Accepting the Things that aren't Perfect
Hey! How are you? How’s your February going?
Anyways. I’ve been organizing my old notebooks and paintings and things like that recently, when I came across a book I wrote in third grade. I pored all my heart into that book, all my whimsy thoughts. I illustrated it as well, and later outlined it in pen. After outlining it, I decided I didn’t want it anymore. It wasn’t “good enough.” So, I threw it in the trash. All my ideas, all my stories.
Luckily, my mom discovered what I had done and grabbed it out of the trash can. Today, my mom and I found it with some other old notebooks. She asked me if I had read it recently. I hadn’t. So she leafed through the pages and read one of the chapters to me.
Instantly, I fell in love with the book all over again. My ideas were complex and wonderful. And the themes of the chapters were amazing. I am so glad that I still have that book, and can’t believe I wanted to throw it out.

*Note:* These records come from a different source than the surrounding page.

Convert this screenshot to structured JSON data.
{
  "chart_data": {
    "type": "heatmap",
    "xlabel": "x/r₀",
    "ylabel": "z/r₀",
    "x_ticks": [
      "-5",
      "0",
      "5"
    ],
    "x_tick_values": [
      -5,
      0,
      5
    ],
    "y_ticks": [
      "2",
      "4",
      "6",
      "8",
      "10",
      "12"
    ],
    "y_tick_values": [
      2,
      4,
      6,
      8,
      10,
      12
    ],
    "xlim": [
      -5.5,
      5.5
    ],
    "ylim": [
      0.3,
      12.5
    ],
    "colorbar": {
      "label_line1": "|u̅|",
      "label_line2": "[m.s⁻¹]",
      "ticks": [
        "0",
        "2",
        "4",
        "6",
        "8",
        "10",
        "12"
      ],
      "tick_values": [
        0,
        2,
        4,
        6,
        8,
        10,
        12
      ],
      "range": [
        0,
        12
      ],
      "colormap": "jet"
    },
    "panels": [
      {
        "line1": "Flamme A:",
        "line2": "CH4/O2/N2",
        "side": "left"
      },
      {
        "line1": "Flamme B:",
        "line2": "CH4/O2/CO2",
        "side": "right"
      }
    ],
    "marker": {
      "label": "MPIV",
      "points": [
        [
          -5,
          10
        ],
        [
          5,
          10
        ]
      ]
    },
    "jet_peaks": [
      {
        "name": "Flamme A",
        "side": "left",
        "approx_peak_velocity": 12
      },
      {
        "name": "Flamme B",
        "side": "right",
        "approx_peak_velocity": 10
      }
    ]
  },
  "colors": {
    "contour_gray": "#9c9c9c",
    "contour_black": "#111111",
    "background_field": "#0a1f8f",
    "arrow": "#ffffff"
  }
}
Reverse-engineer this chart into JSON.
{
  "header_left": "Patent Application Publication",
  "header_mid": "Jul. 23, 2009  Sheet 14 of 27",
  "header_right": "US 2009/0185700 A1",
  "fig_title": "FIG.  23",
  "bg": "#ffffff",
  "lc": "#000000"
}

The outlines weren’t good, in my third-grade self’s opinion. So I threw it out. Now, when I paint something in a sketchbook that doesn’t look like how I wanted it to, I skip over the page when looking through it or tear it out. But after looking through that book, it was the messy things that made me smile. I love that book so much more now because it isn’t perfect.
So if you are ever doing anything that isn’t turning out the way you wanted it to, don’t throw it out. Take a break from it. When you come back to it, you might have a clearer head or way to fix it. Or, you might just end up loving it for the mess it is.